Letter from New York:“When I hear an ambulance, I wonder if there is a coronavirus patient there. Are there more emergency calls or do I notice any siren removed? ‘
There are also some similarities between influenza and COVID-19, including their almost identical symptoms: fever, cough, night sweats, body aches, fatigue, and nausea and diarrhea in the most severe cases. Like all viruses, none can be treated with antibiotics. They can both be spread by coughing and sneezing through respiratory droplets, but they come from two different families of viruses – and ongoing research to develop a universal vaccine against influenza shows how difficult influenza viruses and coronaviruses can be.

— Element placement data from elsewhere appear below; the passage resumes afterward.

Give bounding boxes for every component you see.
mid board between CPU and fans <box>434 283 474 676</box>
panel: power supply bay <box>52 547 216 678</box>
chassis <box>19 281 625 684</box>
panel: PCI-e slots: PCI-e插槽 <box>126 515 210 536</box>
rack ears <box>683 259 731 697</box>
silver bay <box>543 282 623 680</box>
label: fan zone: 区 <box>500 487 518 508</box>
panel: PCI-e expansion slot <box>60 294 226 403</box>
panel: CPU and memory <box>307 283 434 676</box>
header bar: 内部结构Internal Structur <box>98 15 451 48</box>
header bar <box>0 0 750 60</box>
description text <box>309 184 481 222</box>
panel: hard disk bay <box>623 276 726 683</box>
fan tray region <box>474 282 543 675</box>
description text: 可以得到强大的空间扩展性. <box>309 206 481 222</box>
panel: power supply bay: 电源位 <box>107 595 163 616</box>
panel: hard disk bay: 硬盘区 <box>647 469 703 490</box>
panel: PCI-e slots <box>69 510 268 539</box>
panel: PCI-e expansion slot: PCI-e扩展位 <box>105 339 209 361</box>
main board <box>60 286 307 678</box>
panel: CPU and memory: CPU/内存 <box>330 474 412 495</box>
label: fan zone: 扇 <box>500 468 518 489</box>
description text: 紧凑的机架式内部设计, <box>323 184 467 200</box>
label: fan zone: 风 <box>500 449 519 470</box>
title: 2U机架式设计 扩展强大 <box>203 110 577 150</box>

“The second wave of the Spanish flu of 1918 was even more devastating than the first wave.”
Historians believe that a more virulent strain of influenza appeared during a difficult three months in 1918 and was spread by troops that traveled through Europe during the First World War. “The second wave of Spanish flu in 1918 was even more devastating than the first,” Ravina Kullar, an infectious disease expert at the Infectious Diseases Society of America and an additional faculty member at the University of California at Los Angeles, told MarketWatch. A mutated strain would be a worst-case scenario for a second wave of SARS-CoV-2 this fall or winter.
Although the 1918 pandemic has been associated with Spain forever, this H1N1 strain was previously discovered in Germany, France, the UK and the United States. Similar to the Communist Party’s reaction to the first cases of COVID-19 in Wuhan, China, World War I buried or undermined these reports. “It is important not to consider the deep links between the First World War and the influenza pandemic simply as simultaneous or successive crises, but rather to be more closely intertwined,” wrote historian James Harris in an article about the pandemic.
Doctors and members of the public were immediately shocked at how otherwise strong, healthy people fell victim to the 1918 influenza. Doctors today attribute this to the “cytokine storm”, a process in which the immune system in healthy people reacts so strongly that it hurts the body. A characteristic of some viruses: An increase in the immune cells and their activating compounds (cytokines) effectively turned the body against itself, led to inflammation of the lungs, severe shortness of breath and made the body susceptible to secondary bacterial pneumonia.
The Dow Jones Industrial Index DJIA,
and the S & P 500 SPX,
Opened lower Tuesday after rising Monday’s better than expected jobless numbers last week due to an increase in coronavirus in countries that relaxed the restrictions.